Partition 0 shape: torch.Size([1, 3, 75, 75])
Partition 1 shape: torch.Size([1, 3, 75, 95])
Partition 2 shape: torch.Size([1, 3, 75, 95])
Partition 3 shape: torch.Size([1, 3, 75, 76])
Partition 4 shape: torch.Size([1, 3, 95, 75])
Partition 5 shape: torch.Size([1, 3, 95, 95])
Partition 6 shape: torch.Size([1, 3, 95, 95])
Partition 7 shape: torch.Size([1, 3, 95, 76])
Partition 8 shape: torch.Size([1, 3, 95, 75])
Partition 9 shape: torch.Size([1, 3, 95, 95])
Partition 10 shape: torch.Size([1, 3, 95, 95])
Partition 11 shape: torch.Size([1, 3, 95, 76])
Partition 12 shape: torch.Size([1, 3, 76, 75])

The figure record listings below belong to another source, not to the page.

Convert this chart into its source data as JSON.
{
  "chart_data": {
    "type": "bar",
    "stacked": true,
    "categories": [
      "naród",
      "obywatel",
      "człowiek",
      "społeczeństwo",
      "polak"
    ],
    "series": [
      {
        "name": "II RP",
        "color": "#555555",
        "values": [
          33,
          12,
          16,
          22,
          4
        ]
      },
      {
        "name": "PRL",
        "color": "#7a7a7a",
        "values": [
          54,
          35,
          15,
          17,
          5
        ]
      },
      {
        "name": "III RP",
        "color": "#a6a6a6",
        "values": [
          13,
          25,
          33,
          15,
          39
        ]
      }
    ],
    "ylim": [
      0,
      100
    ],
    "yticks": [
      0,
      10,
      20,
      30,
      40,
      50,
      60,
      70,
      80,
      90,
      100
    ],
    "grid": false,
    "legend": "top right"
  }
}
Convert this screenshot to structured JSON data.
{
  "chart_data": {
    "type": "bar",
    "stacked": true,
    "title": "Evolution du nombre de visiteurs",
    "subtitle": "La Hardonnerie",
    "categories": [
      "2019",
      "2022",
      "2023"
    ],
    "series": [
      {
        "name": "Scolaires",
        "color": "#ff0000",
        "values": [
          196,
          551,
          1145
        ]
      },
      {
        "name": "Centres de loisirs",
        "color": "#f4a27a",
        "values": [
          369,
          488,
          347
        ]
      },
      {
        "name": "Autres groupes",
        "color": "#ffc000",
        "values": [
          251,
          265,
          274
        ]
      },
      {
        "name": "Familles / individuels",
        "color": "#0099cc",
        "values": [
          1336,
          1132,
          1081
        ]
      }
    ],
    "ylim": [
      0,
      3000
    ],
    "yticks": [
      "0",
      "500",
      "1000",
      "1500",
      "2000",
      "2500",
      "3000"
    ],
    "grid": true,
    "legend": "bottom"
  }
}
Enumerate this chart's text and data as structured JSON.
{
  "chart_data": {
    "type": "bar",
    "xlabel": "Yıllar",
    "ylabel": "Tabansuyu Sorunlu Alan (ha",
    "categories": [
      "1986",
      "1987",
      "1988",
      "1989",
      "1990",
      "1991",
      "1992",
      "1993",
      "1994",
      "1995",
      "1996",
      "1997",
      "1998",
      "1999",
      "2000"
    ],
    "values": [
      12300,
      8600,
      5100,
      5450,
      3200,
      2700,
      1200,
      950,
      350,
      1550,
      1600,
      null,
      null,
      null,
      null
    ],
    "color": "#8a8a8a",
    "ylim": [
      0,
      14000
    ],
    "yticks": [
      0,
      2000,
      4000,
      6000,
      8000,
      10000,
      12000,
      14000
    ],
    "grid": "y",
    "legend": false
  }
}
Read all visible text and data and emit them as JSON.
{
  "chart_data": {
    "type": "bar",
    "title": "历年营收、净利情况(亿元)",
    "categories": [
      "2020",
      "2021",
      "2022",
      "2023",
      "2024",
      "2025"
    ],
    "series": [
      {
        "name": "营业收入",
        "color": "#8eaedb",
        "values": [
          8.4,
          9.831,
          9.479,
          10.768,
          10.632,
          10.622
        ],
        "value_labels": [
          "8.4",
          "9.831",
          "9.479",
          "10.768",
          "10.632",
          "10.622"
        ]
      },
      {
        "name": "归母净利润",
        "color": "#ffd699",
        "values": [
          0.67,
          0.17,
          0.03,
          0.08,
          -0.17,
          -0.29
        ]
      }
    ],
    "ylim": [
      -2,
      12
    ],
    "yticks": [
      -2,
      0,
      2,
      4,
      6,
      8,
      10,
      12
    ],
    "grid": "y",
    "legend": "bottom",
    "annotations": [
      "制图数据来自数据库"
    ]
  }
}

Partition 13 shape: torch.Size([1, 3, 76, 95])
Partition 14 shape: torch.Size([1, 3, 76, 95])
Partition 15 shape: torch.Size([1, 3, 76, 76])
Predicted Class: lion


As previously stated, we displayed the dimensions of each partition. Each tensor includes four elements: [batch size, number of channels, height, width].